Carlos Castaño, chefe dos paramilitares ultradireitistas das Autodefesas Unidas da Colômbia (AUC), disse à Rádio Net: Estou disposto a dar um refresco e dialogar sobre a paz com Manuel Marulanda Vélez Tirocerto, o líder das Forças Armadas Revolucionárias da Colômbia (FARC).
Tem-se que parar a guerra ou o país dessangra, afirmou Castaño, acrescentando que está disposto a reunir-se com Tirocerto em San Vicente del Cagúan, na zona desmilitarizada sob controle guerrilheiro.
Castaño havia assumido antes a responsabilidade pelo massacre de 66 a 100 camponeses, promovido pelas AUC entre a noite de sexta-feira e o domingo em La Gabarra, região agrícola e mineira de Catatumbo, no noreste do país.
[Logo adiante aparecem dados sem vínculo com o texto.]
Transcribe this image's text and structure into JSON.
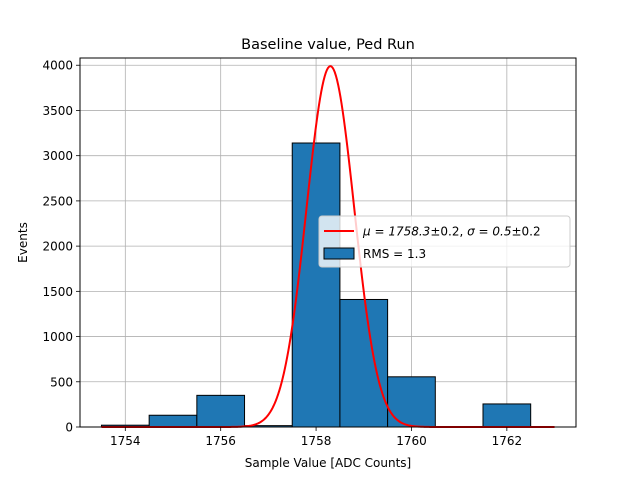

Responderei perante Deus e a história pelos crimes cometidos pelas AUC, disse Castaño na entrevista por telefone que concedeu à Rádio Net. Estou cansado da guerra, mas não quero terminá-la equivocadamente.
O chefe das AUC, por outro lado, agradeceu ao presidente venezuelano, Hugo Chávez, por suas iniciativas pela pacificação da Colômbia e aceitou o convite de um diálogo com ele, sempre que o autorize o presidente colombiano, Andrés Pastrana.
Carlos Castaño voltou a negar que as AUC tenham assassinado o jornalista Jaime Garzón, há duas semanas. Garzón havia dito a colegas uns dias antes do homicídio que as AUC estavam ameaçando-o de morte.
Castaño assumiu, entretanto, ter ordenado o assassinato de Gustavo Marulanda, membro de um comitê estudantil da Universidade Antióquia baleado em 7 de agosto por supostamente ser colaborador de grupos rebeldes. Minha resposta foi ordenar a execução do senhor Gustavo Marulanda, esta ação eu ordenei, disse.
O ministro da Defesa colombiano, Luis Fernando Ramírez, afirmou desconhecer a oferta de cessar-fogo de Castaño, mas considerou que toda proposta neste sentido tem de ser aplaudida.